Sehen Sie typisch deutsche Einflüsse, denen Sie im alltäglichen Ablauf Ihrer Restaurants folgen?
Ich sehe überall nur typisch McDonald’s. Schließlich arbeiten bei uns deutlich über 100 Nationen, diese Vielfalt ist Teil unserer Identität.

Was ist denn typisch McDonald’s?
Nun, typisch McDonald’s ist, dass Prozesse standardisiert sind. Dass eine gute Idee zur Marktreife gebracht und dann mit einem Business Case abgesichert wird. Aber auch, dass es erlaubt ist, das Bauchgefühl arbeiten zu lassen. Auch wenn wir unsere Entscheidungen im Wesentlichen auf Daten stützen, in der Gastronomie sind Bauch und Herz nie abgeschaltet.
Holger Beeck, Vorstandvorsitzender McDonald's Deutschland LLC
Holger Beeck arbeitet seit 36 Jahren bei McDonald's Deutschland. Seit 2008 verantwortete er als Vorstand Operations das gesamte operative Geschäft von McDonald's Deutschland. Zum 1. Januar 2009 nahm er die Position des Chief Operating Officers und stellvertretenden Vorstandsvorsitzenden ein, seit dem 1. Dezember 2013 fungiert Holger Beeck als Vorstandsvorsitzender der McDonald's Deutschland LLC.


Wie stark müssen Sie als Deutschlandchef den Maßgaben der Zentrale in den USA folgen? Wie frei sind Sie in Ihrer Produktlinie, in allen Entscheidungen?  Wir wissen, Sie hatten es schon einmal mit einer Currywurst probiert … aber Wiener Schnitzel sind kein Thema, oder?
Es gibt definitiv bestimmte Rahmen – in diesen kann man sich aber frei bewegen. Nicht erlaubt wäre natürlich, wenn jemand auf die Idee käme, die Soße beim Big Mac auszutauschen. Wenn sie aber überlegen, dass hier in Deutschland jährlich um die 800 Millionen Currywürste verkauft werden – dann kommt man als McDonald’s Manager schon mal auf die Idee, etwas in der Richtung auszuprobieren. Wir hatten dazu in der Vergangenheit ja immer wieder Aktionen.

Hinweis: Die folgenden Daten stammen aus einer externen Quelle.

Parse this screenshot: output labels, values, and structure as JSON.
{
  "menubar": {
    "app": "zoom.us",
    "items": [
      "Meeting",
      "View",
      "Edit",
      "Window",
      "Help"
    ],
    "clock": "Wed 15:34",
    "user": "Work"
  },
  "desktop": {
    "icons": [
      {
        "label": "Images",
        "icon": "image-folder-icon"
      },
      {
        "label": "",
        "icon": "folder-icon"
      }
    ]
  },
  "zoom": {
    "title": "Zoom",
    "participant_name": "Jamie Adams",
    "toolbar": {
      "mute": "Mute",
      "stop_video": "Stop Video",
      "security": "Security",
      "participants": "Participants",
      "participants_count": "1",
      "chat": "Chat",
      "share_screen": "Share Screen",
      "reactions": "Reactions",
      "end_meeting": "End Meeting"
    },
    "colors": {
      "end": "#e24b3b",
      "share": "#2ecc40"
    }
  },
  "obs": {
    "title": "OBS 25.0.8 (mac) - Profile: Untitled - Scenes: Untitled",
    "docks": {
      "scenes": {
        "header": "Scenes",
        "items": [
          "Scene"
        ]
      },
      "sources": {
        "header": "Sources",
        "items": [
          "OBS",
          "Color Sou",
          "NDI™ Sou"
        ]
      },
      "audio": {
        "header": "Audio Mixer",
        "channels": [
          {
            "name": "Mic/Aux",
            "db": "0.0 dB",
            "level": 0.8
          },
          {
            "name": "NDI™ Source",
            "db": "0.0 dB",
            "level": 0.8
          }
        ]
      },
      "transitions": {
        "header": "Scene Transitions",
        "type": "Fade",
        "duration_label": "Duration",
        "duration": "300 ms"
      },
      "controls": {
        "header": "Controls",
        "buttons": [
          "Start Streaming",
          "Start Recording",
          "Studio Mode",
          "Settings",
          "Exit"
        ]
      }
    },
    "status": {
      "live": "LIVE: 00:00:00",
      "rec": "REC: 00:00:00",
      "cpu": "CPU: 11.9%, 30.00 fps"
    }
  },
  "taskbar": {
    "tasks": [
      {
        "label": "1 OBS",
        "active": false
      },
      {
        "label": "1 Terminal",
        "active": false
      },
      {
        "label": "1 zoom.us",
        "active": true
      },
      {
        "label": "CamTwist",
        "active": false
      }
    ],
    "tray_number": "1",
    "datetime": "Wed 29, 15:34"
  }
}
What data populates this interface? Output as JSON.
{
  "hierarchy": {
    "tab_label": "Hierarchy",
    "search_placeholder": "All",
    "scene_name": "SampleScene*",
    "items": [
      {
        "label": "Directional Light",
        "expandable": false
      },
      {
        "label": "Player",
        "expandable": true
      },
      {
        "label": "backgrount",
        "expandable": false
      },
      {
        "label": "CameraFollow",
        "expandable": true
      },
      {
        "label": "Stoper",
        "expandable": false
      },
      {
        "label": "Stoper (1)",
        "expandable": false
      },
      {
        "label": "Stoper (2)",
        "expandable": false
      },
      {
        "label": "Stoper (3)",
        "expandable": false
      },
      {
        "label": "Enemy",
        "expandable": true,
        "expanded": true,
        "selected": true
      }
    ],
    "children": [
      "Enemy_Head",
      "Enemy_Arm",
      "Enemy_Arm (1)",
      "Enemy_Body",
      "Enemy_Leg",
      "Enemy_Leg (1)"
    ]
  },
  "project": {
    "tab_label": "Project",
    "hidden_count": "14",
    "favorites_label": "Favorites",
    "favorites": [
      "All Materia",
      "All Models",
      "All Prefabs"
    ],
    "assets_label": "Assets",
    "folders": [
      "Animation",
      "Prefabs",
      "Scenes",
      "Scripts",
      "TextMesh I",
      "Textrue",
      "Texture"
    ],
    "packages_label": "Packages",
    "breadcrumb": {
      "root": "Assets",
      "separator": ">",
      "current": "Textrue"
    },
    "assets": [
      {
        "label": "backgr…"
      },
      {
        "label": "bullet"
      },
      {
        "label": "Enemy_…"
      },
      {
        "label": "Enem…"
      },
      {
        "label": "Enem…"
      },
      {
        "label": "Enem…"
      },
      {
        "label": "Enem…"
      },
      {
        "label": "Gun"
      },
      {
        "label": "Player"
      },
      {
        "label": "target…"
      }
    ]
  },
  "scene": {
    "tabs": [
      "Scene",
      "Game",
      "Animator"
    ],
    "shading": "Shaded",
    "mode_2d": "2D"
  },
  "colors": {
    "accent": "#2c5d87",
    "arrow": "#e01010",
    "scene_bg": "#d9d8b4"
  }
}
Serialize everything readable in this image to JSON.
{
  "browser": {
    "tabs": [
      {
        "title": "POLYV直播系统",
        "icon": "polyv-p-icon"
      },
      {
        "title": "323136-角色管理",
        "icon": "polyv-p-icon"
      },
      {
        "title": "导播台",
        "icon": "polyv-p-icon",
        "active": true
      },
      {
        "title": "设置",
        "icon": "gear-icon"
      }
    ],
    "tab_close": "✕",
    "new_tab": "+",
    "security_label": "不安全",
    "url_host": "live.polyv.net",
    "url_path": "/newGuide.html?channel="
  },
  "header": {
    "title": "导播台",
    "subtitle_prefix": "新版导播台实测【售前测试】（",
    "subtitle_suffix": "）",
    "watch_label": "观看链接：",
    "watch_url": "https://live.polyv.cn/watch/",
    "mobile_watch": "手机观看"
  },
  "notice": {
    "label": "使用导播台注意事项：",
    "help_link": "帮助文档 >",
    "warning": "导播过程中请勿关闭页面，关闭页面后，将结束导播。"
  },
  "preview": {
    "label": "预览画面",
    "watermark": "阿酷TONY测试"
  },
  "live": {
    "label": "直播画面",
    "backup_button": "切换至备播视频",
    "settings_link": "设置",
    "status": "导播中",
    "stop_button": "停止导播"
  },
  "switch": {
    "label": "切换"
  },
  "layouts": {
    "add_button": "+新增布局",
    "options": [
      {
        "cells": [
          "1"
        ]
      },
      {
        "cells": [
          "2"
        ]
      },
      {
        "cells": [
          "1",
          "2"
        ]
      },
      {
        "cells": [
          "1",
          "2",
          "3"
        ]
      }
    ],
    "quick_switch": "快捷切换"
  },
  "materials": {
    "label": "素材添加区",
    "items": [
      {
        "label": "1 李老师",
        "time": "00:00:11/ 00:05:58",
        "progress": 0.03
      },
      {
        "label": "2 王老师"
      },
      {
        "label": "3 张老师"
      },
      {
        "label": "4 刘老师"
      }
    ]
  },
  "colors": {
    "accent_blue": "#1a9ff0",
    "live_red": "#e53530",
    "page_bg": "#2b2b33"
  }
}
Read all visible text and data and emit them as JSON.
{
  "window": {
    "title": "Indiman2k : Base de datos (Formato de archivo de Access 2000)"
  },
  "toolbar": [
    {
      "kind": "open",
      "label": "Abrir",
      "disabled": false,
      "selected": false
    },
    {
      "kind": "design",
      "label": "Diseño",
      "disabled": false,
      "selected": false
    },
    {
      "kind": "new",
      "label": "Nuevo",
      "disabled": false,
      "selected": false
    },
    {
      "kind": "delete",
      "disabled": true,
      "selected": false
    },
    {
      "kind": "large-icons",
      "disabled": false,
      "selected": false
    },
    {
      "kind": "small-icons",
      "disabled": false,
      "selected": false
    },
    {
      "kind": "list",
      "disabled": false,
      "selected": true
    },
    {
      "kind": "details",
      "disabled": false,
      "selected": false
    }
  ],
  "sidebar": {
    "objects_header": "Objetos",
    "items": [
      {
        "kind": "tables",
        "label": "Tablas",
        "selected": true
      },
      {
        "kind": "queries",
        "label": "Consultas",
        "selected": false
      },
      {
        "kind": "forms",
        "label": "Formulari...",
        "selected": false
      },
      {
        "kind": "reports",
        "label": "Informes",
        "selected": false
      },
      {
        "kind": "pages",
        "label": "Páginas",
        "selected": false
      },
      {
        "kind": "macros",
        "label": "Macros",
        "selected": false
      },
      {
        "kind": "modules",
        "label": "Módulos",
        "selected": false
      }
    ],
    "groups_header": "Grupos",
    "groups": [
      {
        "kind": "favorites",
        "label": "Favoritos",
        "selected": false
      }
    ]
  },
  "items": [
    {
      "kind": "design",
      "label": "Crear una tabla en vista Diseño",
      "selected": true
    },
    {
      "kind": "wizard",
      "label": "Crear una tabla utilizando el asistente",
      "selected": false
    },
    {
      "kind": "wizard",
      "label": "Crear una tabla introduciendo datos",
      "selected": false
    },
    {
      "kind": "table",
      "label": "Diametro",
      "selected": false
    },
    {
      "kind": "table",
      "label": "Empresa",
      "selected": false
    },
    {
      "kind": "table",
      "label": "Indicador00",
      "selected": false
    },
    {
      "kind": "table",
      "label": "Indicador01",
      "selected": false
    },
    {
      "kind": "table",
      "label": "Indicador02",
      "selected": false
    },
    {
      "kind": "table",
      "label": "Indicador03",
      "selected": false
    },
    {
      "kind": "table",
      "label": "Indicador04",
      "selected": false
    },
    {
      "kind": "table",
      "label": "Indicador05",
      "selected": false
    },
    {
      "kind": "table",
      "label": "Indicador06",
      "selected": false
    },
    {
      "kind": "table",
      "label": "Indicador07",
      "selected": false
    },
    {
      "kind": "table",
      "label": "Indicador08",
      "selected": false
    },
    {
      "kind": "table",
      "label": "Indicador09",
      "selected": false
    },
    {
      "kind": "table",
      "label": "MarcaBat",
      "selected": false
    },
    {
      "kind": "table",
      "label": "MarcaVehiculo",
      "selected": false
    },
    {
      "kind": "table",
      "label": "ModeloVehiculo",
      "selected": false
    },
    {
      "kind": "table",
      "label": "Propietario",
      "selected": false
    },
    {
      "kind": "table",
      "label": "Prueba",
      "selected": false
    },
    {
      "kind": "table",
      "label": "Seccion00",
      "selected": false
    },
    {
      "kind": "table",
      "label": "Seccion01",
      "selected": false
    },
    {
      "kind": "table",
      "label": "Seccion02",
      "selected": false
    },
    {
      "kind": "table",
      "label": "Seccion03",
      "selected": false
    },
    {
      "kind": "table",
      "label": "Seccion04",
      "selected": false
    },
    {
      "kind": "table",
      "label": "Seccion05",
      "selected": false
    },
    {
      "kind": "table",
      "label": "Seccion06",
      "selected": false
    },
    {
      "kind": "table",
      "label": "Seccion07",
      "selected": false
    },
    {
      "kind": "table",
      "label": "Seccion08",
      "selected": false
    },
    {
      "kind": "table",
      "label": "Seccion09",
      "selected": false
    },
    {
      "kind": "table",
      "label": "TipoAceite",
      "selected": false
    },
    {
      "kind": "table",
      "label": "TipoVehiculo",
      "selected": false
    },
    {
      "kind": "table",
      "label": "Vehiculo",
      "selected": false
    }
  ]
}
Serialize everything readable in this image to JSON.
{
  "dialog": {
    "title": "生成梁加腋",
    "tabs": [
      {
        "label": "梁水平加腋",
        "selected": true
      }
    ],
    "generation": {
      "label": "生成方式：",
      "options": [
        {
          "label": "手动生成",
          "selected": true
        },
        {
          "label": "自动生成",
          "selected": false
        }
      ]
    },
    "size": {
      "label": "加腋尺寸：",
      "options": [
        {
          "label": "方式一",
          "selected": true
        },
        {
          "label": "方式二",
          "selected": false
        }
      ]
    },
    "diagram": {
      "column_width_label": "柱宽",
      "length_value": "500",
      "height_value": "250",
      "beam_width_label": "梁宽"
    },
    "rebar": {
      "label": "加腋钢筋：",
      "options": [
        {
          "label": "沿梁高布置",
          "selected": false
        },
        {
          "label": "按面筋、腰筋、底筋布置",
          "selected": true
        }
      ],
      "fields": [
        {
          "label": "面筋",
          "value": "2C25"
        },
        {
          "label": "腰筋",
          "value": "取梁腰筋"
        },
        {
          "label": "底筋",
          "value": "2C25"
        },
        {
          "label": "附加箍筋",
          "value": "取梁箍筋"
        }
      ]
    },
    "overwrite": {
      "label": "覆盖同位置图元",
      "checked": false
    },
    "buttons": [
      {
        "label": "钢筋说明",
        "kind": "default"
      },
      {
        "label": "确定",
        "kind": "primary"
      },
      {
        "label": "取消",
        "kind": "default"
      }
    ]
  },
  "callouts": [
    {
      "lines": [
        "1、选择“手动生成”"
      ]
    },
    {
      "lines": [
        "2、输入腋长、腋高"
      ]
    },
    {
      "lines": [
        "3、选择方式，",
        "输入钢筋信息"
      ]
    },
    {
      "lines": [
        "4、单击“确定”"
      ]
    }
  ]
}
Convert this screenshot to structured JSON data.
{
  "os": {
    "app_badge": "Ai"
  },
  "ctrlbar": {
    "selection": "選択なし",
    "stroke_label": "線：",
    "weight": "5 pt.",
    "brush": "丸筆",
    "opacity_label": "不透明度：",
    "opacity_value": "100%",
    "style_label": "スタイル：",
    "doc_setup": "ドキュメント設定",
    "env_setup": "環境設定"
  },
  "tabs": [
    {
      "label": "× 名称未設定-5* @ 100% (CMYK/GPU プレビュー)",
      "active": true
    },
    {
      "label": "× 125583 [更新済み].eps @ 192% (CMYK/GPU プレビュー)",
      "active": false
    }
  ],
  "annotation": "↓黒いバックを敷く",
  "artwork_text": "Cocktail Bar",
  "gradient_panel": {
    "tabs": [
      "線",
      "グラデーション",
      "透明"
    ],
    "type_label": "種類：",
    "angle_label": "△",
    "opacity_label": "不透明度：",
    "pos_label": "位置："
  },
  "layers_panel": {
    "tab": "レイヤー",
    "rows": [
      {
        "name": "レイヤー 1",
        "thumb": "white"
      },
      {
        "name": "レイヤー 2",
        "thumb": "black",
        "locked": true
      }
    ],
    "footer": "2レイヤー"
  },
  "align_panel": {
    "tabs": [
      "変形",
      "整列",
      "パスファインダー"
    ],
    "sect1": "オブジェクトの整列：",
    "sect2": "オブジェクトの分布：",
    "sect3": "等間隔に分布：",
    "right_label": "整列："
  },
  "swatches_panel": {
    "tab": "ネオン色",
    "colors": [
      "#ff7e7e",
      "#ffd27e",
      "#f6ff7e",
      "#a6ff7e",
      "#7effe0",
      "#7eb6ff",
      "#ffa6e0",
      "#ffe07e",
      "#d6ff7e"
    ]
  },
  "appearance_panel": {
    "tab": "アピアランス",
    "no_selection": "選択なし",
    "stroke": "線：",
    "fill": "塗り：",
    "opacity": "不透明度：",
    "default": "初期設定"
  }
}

Kann aus einer solchen Aktion dann auch ein Menukarten-Produkt werden?
Ja, natürlich. Der McRib zum Beispiel ist ein typisch deutsches Produkt. Schweinefleisch wird in vielen Ländern nicht so stark nachgefragt wie bei uns. Ich glaube, die Kanadier machen noch etwas Ähnliches. Aber – alles, was wir bei McDonald’s als Core-Menü sehen, sollte weltweit gleich sein. Als Deutschland-Manager habe ich wenig Einfluss, das zu ändern.

Wie groß ist der Anteil des Core-Menüs auf der Karte?
So etwa 70 Prozent.

Kommen wir noch einmal auf die Zusammensetzung der Karte zurück – könnten Sie theoretisch ein – wie auch immer geartetes – Wiener Schnitzel auf die Karte setzen? Oder gibt es da Restriktionen von Seiten der Zentrale?
Wissen Sie, unterschiedliche Ländermärkte ticken unterschiedlich. Wenn ein Franchise-Nehmer zum Beispiel eine Produkt-Idee hat, in der er Potenzial sieht und wir das noch nicht erkannt haben, dann beschäftigen wir uns damit. Und wir beschäftigen uns so lange damit, bis wir zu einem Ergebnis kommen. Wenn wir ja sagen, wird erklärt warum. Wenn wir nein sagen, ebenfalls. Wenn wir ein Produkt einführen und es läuft nicht wie erhofft, dann gibt es wiederum einen Prozess, in dem wir sagen, wir haben es probiert und das war es. In der Gastronomie kannst Du nicht nur Treffer landen.